Sometime after Hercule Poirot’s little grey cells and before crime scene investigators, coroners and FBI agents there lived the trusty gumshoe.
The word itself might evoke images of Raymond Chandler’s Phillip Marlowe or Mickey Spillane’s Mike Hammer. Of trench-coated, chain-smoking detectives speaking unintelligibly out of the corners of their mouths. Of private eyes (PIs)…. almost irrelevant and unfashionable in today’s high-tech world.
It seems today that a lot of contemporary writers create crimes involving the macabre, and focus on the specialist skills of those tracking down the baddies. As a result, on our bookshelves and small and big screens, we’ve seen the rise of the coroner, crime scene investigators and criminal profilers with a few cold-case specialists thrown in.
I really didn’t notice this shift as I moved along with the masses, indulging in the type of reading fodder to give a girl nightmares. In fact, because I occasionally indulged in a sprinkling of PI Kinsey Millhone, compliments of Sue Grafton’s alphabet series, and Janet Evanovich’s Bounty Hunter Stephanie Plum, I didn’t really notice that most of the crime fiction I was reading featured the grisly and gruesome.

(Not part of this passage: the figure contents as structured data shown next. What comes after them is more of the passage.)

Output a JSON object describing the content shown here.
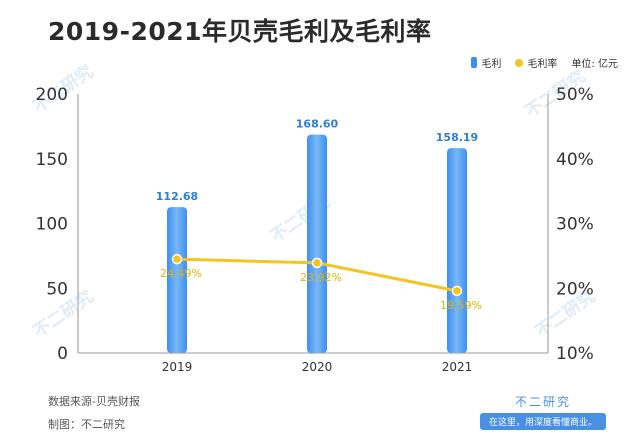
{
  "page_title": "2019-2021年贝壳毛利及毛利率",
  "legend": {
    "bar_label": "毛利",
    "line_label": "毛利率",
    "unit": "单位: 亿元"
  },
  "footer": {
    "source": "数据来源-贝壳财报",
    "maker": "制图：不二研究"
  },
  "brand": {
    "name": "不二研究",
    "slogan": "在这里，用深度看懂商业。"
  },
  "watermark": "不二研究",
  "colors": {
    "bar": "#3c8ff2",
    "bar_light": "#7ab8f7",
    "line": "#f2c522",
    "bar_label": "#2d7fcf",
    "line_label": "#e3b400",
    "axis": "#999999"
  },
  "chart_data": {
    "type": "bar",
    "categories": [
      "2019",
      "2020",
      "2021"
    ],
    "series": [
      {
        "name": "毛利",
        "type": "bar",
        "axis": "left",
        "values": [
          112.68,
          168.6,
          158.19
        ],
        "labels": [
          "112.68",
          "168.60",
          "158.19"
        ]
      },
      {
        "name": "毛利率",
        "type": "line",
        "axis": "right",
        "values": [
          24.49,
          23.92,
          19.59
        ],
        "labels": [
          "24.49%",
          "23.92%",
          "19.59%"
        ]
      }
    ],
    "y_left": {
      "range": [
        0,
        200
      ],
      "ticks": [
        "0",
        "50",
        "100",
        "150",
        "200"
      ]
    },
    "y_right": {
      "range": [
        10,
        50
      ],
      "ticks": [
        "10%",
        "20%",
        "30%",
        "40%",
        "50%"
      ]
    },
    "grid": false,
    "legend_position": "top-right"
  }
}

That is, until a few years ago while desperately picking through the crumbs of my local library’s fiction shelves, when I discovered Spenser (gumshoe / PI / private dick) and his world created by American and Raymond Chandler-aspirant, Robert B Parker.

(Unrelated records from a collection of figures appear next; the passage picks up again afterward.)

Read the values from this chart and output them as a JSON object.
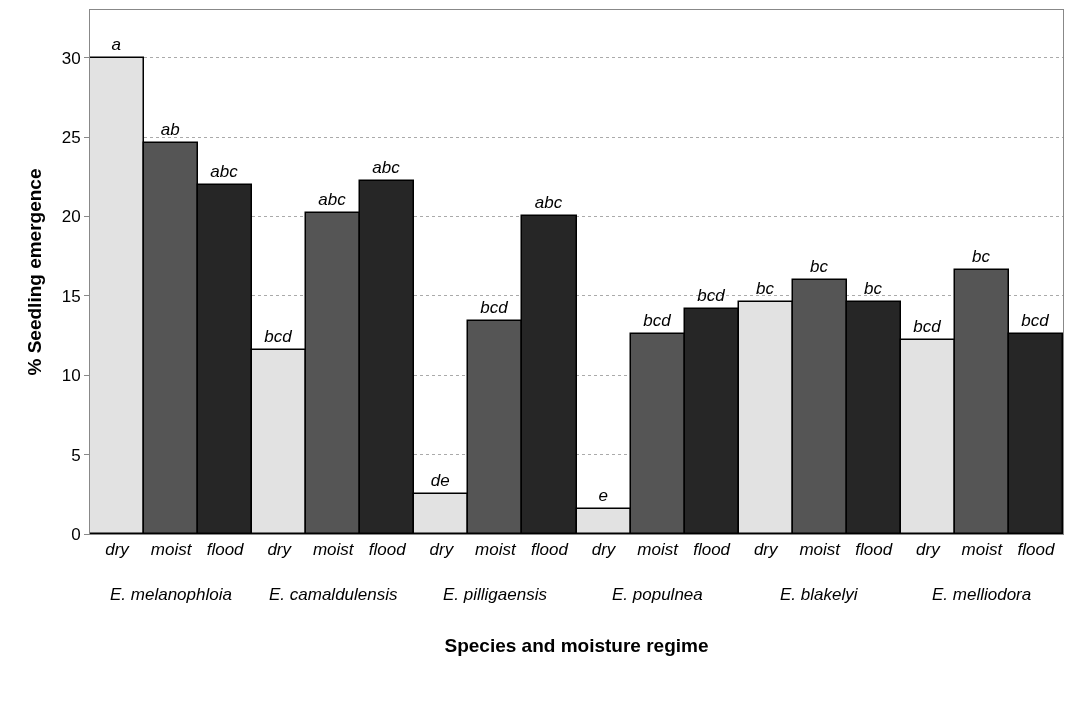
{
  "chart_data": {
    "type": "bar",
    "xlabel": "Species and moisture regime",
    "ylabel": "% Seedling emergence",
    "categories": [
      "dry",
      "moist",
      "flood",
      "dry",
      "moist",
      "flood",
      "dry",
      "moist",
      "flood",
      "dry",
      "moist",
      "flood",
      "dry",
      "moist",
      "flood",
      "dry",
      "moist",
      "flood"
    ],
    "values": [
      30,
      24.6,
      22.0,
      11.6,
      20.2,
      22.2,
      2.5,
      13.4,
      20,
      1.6,
      12.6,
      14.2,
      14.6,
      16.0,
      14.6,
      12.2,
      16.6,
      12.6
    ],
    "colors": [
      "#e2e2e2",
      "#555555",
      "#262626",
      "#e2e2e2",
      "#555555",
      "#262626",
      "#e2e2e2",
      "#555555",
      "#262626",
      "#e2e2e2",
      "#555555",
      "#262626",
      "#e2e2e2",
      "#555555",
      "#262626",
      "#e2e2e2",
      "#555555",
      "#262626"
    ],
    "value_labels": [
      "a",
      "ab",
      "abc",
      "bcd",
      "abc",
      "abc",
      "de",
      "bcd",
      "abc",
      "e",
      "bcd",
      "bcd",
      "bc",
      "bc",
      "bc",
      "bcd",
      "bc",
      "bcd"
    ],
    "annotations": [
      "E. melanophloia",
      "E. camaldulensis",
      "E. pilligaensis",
      "E. populnea",
      "E. blakelyi",
      "E. melliodora"
    ],
    "ylim": [
      0,
      33
    ],
    "yticks": [
      0,
      5,
      10,
      15,
      20,
      25,
      30
    ],
    "grid": "y"
  }
}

It was at this point I stopped to ponder on the fate of the simple whodunit. Was the folkloric gumshoe, I wondered, out-of-pace and irrelevant; like Britney Spears and notebooks in a world of Lady Gaga and iPads?
For me, discovering Spenser and (more importantly) Parker, reignited my interest in the simple – but by no means boring – murder/mystery. It was then I realised that the art of the gumshoe was not really lost. Just misplaced among the sexier crime-fighters – the coroners, lawyers and FBI agents.

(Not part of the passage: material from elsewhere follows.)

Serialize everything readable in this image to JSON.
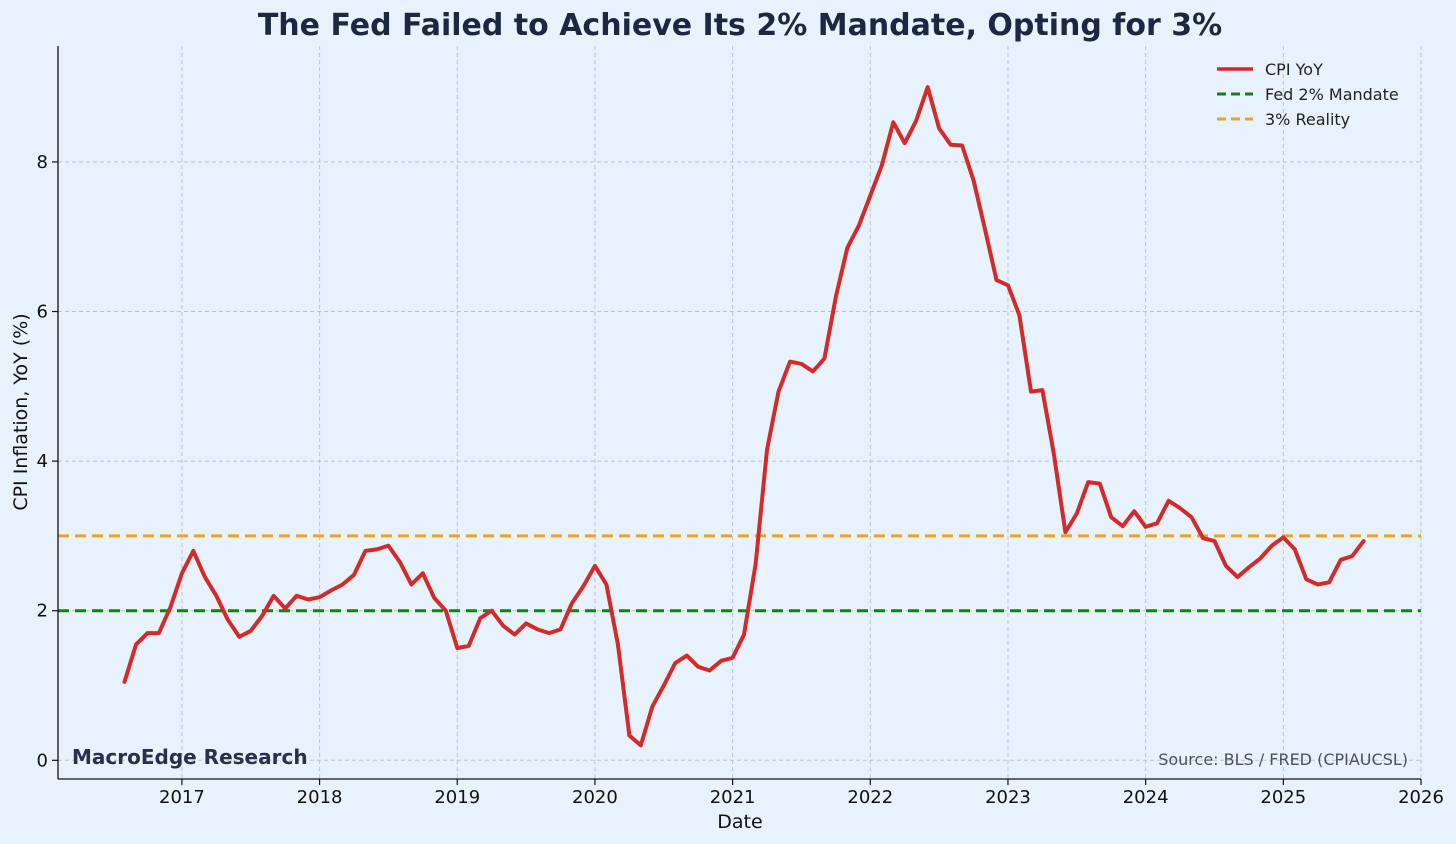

Parker first introduced Boston PI, Spenser in 1973 in The Godwulf Manuscript. Spenser IS the archetypal gumshoe. Smug, wise-cracking with a strong sense of right and wrong (though slightly off-centre code of ethics), Spenser is a man of honour in his world of thieves, and thugs, and mobsters, and…. well, you get the point.
An ex-boxer, we quickly learn that Spenser is as good with his fists as he is with his gun and his wit – although the latter isn’t always appreciated by his protagonists.
Spenser’s relationship with his best friend Hawk is an interesting one and their characters and dialogue bounce off one another throughout the series. One will gladly kill (and they often do) without hesitation or sense of recourse, for the other. Hawk, whose actual profession is vaguely described only through its illegalness, seems devoid of any moral compass but abides by Spenser’s unusual rules of engagement. Together they are magic. Their trash-talking draws me in. And… I may be a little in love with Hawk. Despite the lawlessness.
What Robert B Parker and Spenser offer is an escape into an unimaginable world. Unless of course you hang with mobsters and pimps. A world where the wise-cracking hero doesn’t always solve the crime, sometimes gets paid in donuts, but usually gets an outcome that allows him to sleep at night. Justice has many forms in Spenser’s world.